Am Mainkai erreichte man die volle Aufmerksamkeit der Würzburger:innen, die zu hunderten dort verweilten. Die Demo wuchs auf 75 Menschen an und lief über Domstraße, Kürschnerhof und Oberer Markt zum Abschlussort am Unteren Markt. Dort angekommen folgte die nächste Rede. Der Redner thematisierte die Umverteilung von Kapital von Unten nach Oben, die während Corona eskaliert. Weiter kritisierte er den immer noch vorhandenen Pflegemangel und nannte ein Beispiel, wie schwierig ist mittlerweile ist für Menschen in der Pflege bei Krankheit zuhause zu bleiben: „Als ich Coronapositiv getestet wurde habe ich kurz davor mit einem befreundeten Pfleger gechillt doch trotz unseres engen Kontaktes, musste er am nächsten Tag aufgrund des Personalmangels arbeiten!“

Zudem thematisierte er das hohe Infektionsrisiko unter Erzieher:innen, Kassierer:innen, Fabrikarbeiter:innen und Lehrer:innen. Der Gesundheitsschutz sei in diesen Berufen nicht gewährleistet und Erzieher:innen, die als Berufsgruppe am häufigsten an Corona erkrankten, dürften häufig keine Maske tragen und erhielten „viel zu wenig Geld für ihre Arbeit!“ Er kritisierte, dass „dem Polier auf dem Bau knapp die Hälfte seines Lohnes abgezogen wird, während Großvermieter:innen ihre Mieteinnahmen nur mit 25% versteuern müssen“. Weiterhin wies er darauf hin, dass Obdachlose in Deutschland erfrieren, während Hotels leer stehen, dass gefl. Menschen in großen zentralen Lagern untergebracht werden, dass Arbeitslose erst aufgr. einer Klage Geld für FFP2-Masken erhielten & dass Geld für Frauenhäuser fehle. Die Abschlussrednerin thematisierte die Stromausfälle in Texas als Beispiel für eine Krise, die kapitalistische Politik auslöse. Das privatisierte Stromnetz in Texas diene nicht mehr den Menschen. Deswegen sei am Ausbau und an der Sicherheit der Stromversorgung gespart worden.
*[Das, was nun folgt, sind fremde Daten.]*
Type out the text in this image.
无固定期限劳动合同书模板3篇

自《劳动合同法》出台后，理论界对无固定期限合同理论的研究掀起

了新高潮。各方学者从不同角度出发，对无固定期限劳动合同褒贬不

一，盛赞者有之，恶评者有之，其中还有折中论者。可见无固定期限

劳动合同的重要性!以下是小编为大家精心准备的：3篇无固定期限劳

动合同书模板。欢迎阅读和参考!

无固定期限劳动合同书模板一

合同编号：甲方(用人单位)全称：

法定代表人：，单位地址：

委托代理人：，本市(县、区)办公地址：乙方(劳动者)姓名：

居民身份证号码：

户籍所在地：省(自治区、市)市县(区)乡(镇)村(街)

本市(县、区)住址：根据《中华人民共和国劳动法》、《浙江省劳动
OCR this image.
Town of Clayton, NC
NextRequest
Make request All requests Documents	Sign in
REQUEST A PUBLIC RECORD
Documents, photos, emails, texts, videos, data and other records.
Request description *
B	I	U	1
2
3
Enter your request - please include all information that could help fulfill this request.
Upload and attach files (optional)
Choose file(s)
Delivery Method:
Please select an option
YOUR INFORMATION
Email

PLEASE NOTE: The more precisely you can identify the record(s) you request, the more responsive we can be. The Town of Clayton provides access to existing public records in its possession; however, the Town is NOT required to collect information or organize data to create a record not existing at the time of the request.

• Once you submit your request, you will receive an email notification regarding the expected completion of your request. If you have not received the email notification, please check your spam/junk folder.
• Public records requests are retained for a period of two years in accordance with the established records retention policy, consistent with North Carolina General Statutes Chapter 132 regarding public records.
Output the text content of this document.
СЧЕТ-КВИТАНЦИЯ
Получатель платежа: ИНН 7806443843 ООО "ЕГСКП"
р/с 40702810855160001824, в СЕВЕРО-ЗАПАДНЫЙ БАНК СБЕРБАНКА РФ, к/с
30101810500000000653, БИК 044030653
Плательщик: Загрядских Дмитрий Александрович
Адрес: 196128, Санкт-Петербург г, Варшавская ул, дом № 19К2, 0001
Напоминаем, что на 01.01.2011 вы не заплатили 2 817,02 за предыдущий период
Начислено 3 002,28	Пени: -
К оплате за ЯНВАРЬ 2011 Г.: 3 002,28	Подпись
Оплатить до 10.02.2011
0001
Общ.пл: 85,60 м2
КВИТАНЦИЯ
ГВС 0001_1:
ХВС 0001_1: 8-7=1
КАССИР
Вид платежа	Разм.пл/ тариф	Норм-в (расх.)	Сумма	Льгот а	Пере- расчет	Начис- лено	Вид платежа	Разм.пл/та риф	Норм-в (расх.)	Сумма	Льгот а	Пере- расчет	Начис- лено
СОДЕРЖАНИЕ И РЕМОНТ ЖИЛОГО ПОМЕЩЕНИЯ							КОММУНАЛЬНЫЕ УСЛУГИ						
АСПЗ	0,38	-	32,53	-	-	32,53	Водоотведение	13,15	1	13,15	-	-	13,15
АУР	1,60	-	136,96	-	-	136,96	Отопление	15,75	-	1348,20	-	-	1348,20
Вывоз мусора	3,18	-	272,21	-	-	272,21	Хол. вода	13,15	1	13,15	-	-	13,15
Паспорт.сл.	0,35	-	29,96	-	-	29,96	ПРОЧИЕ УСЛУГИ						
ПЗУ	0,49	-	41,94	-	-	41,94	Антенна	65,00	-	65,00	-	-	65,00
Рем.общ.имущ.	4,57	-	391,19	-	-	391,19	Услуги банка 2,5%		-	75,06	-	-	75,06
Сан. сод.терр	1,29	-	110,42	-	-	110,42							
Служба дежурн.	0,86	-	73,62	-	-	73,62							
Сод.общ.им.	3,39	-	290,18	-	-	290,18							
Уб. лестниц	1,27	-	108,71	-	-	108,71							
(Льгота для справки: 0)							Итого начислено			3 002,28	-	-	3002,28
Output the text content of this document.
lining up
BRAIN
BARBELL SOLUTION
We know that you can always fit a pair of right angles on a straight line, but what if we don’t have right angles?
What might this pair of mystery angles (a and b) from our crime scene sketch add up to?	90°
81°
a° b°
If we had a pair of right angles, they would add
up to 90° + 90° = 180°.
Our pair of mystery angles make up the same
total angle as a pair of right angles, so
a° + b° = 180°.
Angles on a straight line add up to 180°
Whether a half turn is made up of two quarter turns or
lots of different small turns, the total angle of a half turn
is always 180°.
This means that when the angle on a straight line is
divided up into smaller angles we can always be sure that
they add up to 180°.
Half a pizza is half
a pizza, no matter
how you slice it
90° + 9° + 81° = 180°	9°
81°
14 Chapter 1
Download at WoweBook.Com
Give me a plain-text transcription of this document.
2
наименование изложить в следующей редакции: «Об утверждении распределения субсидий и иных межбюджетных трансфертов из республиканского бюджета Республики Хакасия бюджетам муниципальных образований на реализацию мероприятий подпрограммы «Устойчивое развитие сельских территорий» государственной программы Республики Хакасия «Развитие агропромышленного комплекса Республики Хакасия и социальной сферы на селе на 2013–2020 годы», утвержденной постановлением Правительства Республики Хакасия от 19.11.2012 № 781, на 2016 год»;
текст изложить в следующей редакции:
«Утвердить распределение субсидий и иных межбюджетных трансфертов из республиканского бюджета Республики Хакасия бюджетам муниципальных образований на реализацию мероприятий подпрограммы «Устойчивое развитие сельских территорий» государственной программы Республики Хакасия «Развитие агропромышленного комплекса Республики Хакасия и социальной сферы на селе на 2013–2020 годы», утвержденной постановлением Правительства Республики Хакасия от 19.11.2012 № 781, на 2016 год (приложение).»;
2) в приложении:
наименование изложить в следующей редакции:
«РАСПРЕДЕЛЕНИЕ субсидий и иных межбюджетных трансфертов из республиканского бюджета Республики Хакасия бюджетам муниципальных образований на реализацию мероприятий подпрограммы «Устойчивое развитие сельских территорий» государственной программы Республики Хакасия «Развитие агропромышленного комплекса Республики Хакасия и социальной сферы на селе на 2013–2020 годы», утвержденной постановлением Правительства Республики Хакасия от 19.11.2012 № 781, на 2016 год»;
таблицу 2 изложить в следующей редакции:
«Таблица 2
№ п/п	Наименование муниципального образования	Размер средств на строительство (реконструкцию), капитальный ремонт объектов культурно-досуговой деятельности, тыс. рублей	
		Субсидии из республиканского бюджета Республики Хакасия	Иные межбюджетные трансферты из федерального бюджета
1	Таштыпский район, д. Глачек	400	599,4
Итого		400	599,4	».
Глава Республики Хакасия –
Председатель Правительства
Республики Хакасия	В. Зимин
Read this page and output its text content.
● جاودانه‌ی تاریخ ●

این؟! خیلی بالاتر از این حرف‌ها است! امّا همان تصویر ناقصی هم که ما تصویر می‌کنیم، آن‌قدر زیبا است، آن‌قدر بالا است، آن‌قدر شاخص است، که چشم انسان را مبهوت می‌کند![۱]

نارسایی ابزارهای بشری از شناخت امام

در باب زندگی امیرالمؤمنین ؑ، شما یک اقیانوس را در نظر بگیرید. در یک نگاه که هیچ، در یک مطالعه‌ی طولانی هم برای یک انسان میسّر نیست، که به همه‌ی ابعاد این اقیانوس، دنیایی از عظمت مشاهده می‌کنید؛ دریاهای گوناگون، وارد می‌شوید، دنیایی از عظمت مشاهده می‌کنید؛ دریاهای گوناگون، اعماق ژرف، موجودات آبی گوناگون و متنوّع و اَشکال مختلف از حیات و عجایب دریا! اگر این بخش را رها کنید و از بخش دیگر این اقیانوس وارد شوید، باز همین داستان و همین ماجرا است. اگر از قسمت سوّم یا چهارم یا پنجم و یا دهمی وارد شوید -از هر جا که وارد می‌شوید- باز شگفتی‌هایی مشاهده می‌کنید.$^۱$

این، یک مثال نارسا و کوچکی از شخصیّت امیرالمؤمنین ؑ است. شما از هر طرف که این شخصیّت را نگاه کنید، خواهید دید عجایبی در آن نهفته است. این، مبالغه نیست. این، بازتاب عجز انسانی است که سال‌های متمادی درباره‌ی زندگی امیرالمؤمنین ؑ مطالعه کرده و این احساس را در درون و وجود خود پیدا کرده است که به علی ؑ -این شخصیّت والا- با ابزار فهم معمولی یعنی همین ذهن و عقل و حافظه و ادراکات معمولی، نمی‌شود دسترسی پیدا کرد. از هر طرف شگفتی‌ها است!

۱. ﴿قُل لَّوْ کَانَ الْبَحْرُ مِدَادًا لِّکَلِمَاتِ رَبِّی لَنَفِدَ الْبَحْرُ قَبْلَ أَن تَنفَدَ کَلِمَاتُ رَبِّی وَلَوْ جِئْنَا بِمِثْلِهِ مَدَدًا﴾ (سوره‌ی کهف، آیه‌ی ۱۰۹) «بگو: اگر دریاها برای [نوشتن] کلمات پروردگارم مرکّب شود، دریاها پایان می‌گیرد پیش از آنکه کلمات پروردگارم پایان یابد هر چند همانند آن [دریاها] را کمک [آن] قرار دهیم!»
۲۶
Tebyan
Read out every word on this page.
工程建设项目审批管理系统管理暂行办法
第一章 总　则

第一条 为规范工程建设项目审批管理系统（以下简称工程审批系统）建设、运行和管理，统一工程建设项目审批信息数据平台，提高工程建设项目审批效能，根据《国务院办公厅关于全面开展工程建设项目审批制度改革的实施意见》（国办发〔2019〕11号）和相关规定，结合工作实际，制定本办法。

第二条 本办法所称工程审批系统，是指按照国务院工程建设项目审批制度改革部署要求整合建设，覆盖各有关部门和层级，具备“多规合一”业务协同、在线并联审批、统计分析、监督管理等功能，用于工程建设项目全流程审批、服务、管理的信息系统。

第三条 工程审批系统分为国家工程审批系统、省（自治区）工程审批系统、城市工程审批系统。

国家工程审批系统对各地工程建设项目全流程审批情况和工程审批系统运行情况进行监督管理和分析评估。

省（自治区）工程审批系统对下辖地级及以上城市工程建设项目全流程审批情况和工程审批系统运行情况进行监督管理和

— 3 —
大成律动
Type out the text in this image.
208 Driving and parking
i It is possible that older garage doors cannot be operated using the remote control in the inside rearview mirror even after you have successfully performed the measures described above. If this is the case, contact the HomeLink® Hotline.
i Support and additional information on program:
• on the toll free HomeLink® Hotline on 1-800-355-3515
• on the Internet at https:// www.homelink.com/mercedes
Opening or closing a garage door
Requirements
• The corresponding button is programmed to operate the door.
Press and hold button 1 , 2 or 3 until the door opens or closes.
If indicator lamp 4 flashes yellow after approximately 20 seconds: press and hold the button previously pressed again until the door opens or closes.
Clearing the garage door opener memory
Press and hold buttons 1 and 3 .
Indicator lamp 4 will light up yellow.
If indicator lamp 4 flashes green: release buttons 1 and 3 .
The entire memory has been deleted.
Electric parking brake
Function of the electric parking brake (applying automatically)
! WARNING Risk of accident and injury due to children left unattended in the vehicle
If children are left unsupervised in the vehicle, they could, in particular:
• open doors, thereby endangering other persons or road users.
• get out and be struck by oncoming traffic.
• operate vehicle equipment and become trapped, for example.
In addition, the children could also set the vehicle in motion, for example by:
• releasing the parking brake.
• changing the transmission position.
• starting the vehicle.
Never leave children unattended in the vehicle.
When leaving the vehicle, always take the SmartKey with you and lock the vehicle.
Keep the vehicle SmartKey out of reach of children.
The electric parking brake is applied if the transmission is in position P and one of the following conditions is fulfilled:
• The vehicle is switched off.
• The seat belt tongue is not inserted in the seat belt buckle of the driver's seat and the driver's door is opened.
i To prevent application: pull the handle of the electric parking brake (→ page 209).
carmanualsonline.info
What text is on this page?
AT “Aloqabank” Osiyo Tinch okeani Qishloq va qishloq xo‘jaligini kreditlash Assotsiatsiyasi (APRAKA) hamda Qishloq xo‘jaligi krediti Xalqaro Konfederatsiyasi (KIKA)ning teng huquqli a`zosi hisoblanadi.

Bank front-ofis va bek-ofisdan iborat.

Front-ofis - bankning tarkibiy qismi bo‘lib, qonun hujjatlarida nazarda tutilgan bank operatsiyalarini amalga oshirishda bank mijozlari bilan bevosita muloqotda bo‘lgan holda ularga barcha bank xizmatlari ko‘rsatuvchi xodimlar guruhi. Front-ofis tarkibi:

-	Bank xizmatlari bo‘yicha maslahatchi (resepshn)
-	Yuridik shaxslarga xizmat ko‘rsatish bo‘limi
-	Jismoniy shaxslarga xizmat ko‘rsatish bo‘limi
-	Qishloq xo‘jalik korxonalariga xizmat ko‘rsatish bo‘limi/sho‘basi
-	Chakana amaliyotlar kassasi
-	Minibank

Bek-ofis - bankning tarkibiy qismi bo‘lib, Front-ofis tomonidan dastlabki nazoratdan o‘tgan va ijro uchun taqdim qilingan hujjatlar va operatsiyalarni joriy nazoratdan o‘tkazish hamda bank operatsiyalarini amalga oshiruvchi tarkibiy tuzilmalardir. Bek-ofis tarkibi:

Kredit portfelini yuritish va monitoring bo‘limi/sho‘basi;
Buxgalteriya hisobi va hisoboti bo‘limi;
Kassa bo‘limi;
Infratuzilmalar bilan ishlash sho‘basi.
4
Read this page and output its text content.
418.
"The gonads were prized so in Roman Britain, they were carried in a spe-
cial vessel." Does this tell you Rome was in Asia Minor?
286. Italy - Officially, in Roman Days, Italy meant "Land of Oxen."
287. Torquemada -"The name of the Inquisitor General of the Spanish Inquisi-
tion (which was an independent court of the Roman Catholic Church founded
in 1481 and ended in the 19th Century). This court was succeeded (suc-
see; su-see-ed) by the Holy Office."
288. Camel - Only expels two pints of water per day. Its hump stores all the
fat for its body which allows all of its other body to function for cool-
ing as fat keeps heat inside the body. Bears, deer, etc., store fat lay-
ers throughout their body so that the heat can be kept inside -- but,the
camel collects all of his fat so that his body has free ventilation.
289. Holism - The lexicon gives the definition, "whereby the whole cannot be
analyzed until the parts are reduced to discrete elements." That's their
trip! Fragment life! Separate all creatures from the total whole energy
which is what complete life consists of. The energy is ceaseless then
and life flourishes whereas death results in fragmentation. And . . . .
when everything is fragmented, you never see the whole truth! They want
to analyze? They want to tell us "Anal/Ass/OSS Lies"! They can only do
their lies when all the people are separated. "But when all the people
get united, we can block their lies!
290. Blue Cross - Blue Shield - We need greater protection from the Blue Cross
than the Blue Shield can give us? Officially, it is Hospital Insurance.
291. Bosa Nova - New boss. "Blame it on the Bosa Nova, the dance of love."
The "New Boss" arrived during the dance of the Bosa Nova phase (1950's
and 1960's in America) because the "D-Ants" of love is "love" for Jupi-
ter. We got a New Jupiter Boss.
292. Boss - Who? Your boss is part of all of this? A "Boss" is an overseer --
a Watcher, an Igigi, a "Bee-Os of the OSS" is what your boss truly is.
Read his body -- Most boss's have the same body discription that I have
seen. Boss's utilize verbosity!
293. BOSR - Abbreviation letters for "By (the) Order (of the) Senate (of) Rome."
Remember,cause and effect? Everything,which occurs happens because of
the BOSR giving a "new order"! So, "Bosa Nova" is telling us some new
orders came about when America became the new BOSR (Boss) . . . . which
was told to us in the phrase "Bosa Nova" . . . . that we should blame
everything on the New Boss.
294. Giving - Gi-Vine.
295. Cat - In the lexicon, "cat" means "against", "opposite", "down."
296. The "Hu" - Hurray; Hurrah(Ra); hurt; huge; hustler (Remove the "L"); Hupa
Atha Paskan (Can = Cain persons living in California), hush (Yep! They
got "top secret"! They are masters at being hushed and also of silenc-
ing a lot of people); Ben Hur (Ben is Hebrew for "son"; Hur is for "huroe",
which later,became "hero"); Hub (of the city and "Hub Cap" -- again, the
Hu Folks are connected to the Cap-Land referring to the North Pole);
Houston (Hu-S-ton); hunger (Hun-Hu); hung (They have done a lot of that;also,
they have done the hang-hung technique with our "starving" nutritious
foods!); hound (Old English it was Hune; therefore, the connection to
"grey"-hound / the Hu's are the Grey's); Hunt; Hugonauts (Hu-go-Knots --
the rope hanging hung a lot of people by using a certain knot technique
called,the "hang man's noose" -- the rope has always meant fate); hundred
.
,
Leidtragende seien die Menschen, die hohen Stromrechnungen bei schlechter Qualität ausgesetzt seien. „Der Klimawandel fordert von uns, unsere gesamte Art zu leben, unsere gesamte Gesellschaft und Wirtschaft völlig umzubauen“, so die Rednerin und fragte, ob man einem System vertrauen sollte, dass den Profit einiger weniger über das Leben von Millionen stellt. Es mache keinen Sinn, darauf zu warten, dass diejenigen die vom Kapitalismus profitierten, „uns retten“. Ihre Interessen unterscheideten sich fundamental von „den unseren“. Diejenigen die unter dem System leiden müssten sich zusammenschließen. „Es wird Zeit, dass die Mehrheit der Bevölkerung sich ihrem Stand in der Gesellschaft bewusst wird und beginnen, für ihre tatsächlichen Interessen einzustehen. Wir müssen lernen, Freund und Feind in diesem perfiden Monopoly-Spiel zu erkennen. Deshalb brauchen wir einen neuen Klassenkampf und da kann eine Vermögenssteuer nur ein Anfang sein“, forderte die Rednerin von FFF zum Abschluss. Am 06.03. wird es keine LockdownCapitalism-Demonstration geben, da am 08. März der Frauenkampftag stattfindet, der in Würzburg mit einer queeren Großdemo begangen werden soll. Am 13.03. planen Aktivist:innen unter dem Motto Lockdown Capitalism eine Demo gegen die teuren Mieten in Würzburg und am 18.03. ist die Demonstration zum Tag der politischen Gefangenen angemeldet.